İlk olarak, arabuluculuk menfaat ve ihtiyaç odaklı karşılıklı kabul edilmiş bir çözüm sağlar. Çünkü, arabuluculukta uyuşmazlık, tarafların ihtiyaç ve menfaatleri temel alınarak, tarafların isteklerine uygun şekilde çözülmektedir. Gerçekten de, yargısal yöntemlerden farklı olarak, arabuluculukta mevcut düzenleme ve usul ile bağlı olunmaması, taraflara kendilerine ve somut duruma özel çözüm üretme ve dolayısıyla tatmin olma imkanı sunmaktadır.
İkinci olarak, arabuluculuk taraflar için zamandan tasarruf etme imkanını sağlar. Ortada bir uyuşmazlık var ise, bunun en kısa zamanda çözülmesi en doğru yaklaşımdır. Sürecin uzaması ise, uyuşmazlığın büyümesine ve yayılmasına sebep olabilir. Arabuluculuk ise, oldukça avantajlı ve çok kısa sürede sonuçlanan bir yöntemdir. Zira bu dostane çözüm yolunda görüşmeler için gerekli olan süre, pek çok durumda bir günden bile kısa olabilir. Her halde uyuşmazlığın arabuluculuk yoluyla çözülmesinde geçen süre, davaya göre son derece kısadır. Bu durum, uyuşmazlık çözümünde zamandan tasarruf sağlamaktadır. Ancak bunun için arabulucuların zamanı iyi yönetme becerisine sahip olmasının da rolü büyüktür.
Üçüncü avantaj, masraftan tasarruftur. Arabuluculuk, uyuşmazlığı en fazla haftalarla, günlerle ve hatta saatlerle basit bir şekilde çözmeyi hedeflediği için, ekonomik bir yöntemdir. Buna ek olarak, arabuluculuk için yapılan masraflar ve maruz kalınan yıpranma, dava için yapılan masraf (yargılama giderleri) ve yıpranmaya göre son derece azdır. Bu durumda, arabuluculuğun taraf maliyeti, davaya göre daha az olabilmektedir.
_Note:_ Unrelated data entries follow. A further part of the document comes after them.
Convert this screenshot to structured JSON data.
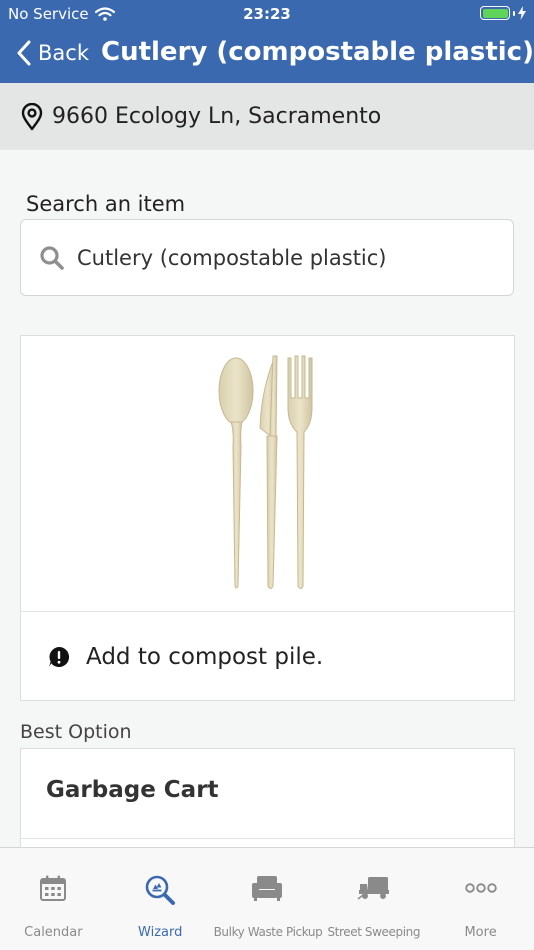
{
  "status_bar": {
    "carrier": "No Service",
    "time": "23:23"
  },
  "nav": {
    "back_label": "Back",
    "title": "Cutlery (compostable plastic)"
  },
  "address": {
    "icon": "map-pin-icon",
    "text": "9660 Ecology Ln, Sacramento"
  },
  "search": {
    "label": "Search an item",
    "value": "Cutlery (compostable plastic)",
    "icon": "search-icon"
  },
  "item": {
    "tip_icon": "alert-bubble-icon",
    "tip_text": "Add to compost pile."
  },
  "best_option": {
    "label": "Best Option",
    "title": "Garbage Cart"
  },
  "tabs": [
    {
      "label": "Calendar",
      "icon": "calendar-icon",
      "active": false
    },
    {
      "label": "Wizard",
      "icon": "search-recycle-icon",
      "active": true
    },
    {
      "label": "Bulky Waste Pickup",
      "icon": "armchair-icon",
      "active": false
    },
    {
      "label": "Street Sweeping",
      "icon": "street-sweeper-icon",
      "active": false
    },
    {
      "label": "More",
      "icon": "more-dots-icon",
      "active": false
    }
  ],
  "colors": {
    "primary": "#3b69b0",
    "tab_inactive": "#8a8a8a",
    "background": "#f5f6f6"
  }
}
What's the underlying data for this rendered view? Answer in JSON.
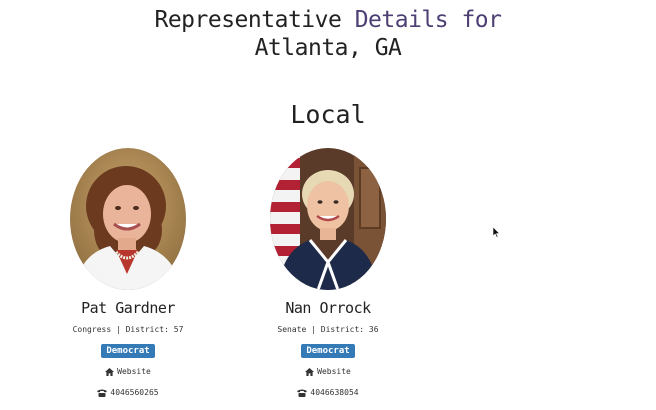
{
  "header": {
    "title_prefix": "Representative ",
    "title_accent": "Details for",
    "title_location": "Atlanta, GA"
  },
  "section": {
    "heading": "Local"
  },
  "representatives": [
    {
      "name": "Pat Gardner",
      "office": "Congress | District: 57",
      "party": "Democrat",
      "website_label": "Website",
      "phone": "4046560265",
      "photo_icon": "portrait-photo"
    },
    {
      "name": "Nan Orrock",
      "office": "Senate | District: 36",
      "party": "Democrat",
      "website_label": "Website",
      "phone": "4046638054",
      "photo_icon": "portrait-photo"
    }
  ],
  "icons": {
    "website": "home-icon",
    "phone": "phone-icon",
    "cursor": "mouse-pointer-icon"
  },
  "colors": {
    "accent": "#4d3f73",
    "party_badge": "#337ab7",
    "text": "#222222"
  }
}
Kontrolün Taraflarda Olması da diğer bir avantajdır. Gerçekten de, arabuluculukta çözüm, her durumda tarafların kontrolündedir. Dolayısıyla, tarafların ne beklemedikleri ne de kabul etmeyecekleri bir çözüm ile karşılaşmaları mümkündür. Zira iradilik ilkesi gereği taraf, sulhe ulaşma konusunda serbest iradeye sahiptir ve ancak kendisini tatmin edecek bir çözümü kabul edecektir. Bir başka ifade ile, mahkeme yargılamasından farklı olarak, bir çözümü kabul edip etmeme veya çözüm konusunda anlaşılmışsa, bunun içerik ve şartları hakkında karar verme yetkisi, tamamen taraflara aittir.
Arabuluculuğun başka bir avantajı da sürecin gizlilik içinde sürdürülmesidir. Gizlilik, arabuluculukta tarafların sürece ve sonuca duydukları güven bakımından önemli bir özelliktir. Bu nedenle, sürece başlama talebi dahil olmak üzere, süreçte paylaşılan bilgiler ve hazırlanan belgeler ile öneri ve kabuller, daha sonra yargılamada kullanılamamaktadır. Yani, bu bilgi ve belgeler, gizli tutulmaktadır. Gizlilik, tarafların uyuşmazlık konusunda daha rahat hareket etmesini sağlamaktadır. Diğer taraftan, tarafların halihazırda elinde mevcut olan bilgi ve belgelerin arabuluculukta ortaya konulması, olası bir yargılama halinde ileri sürülmelerine de engel değildir.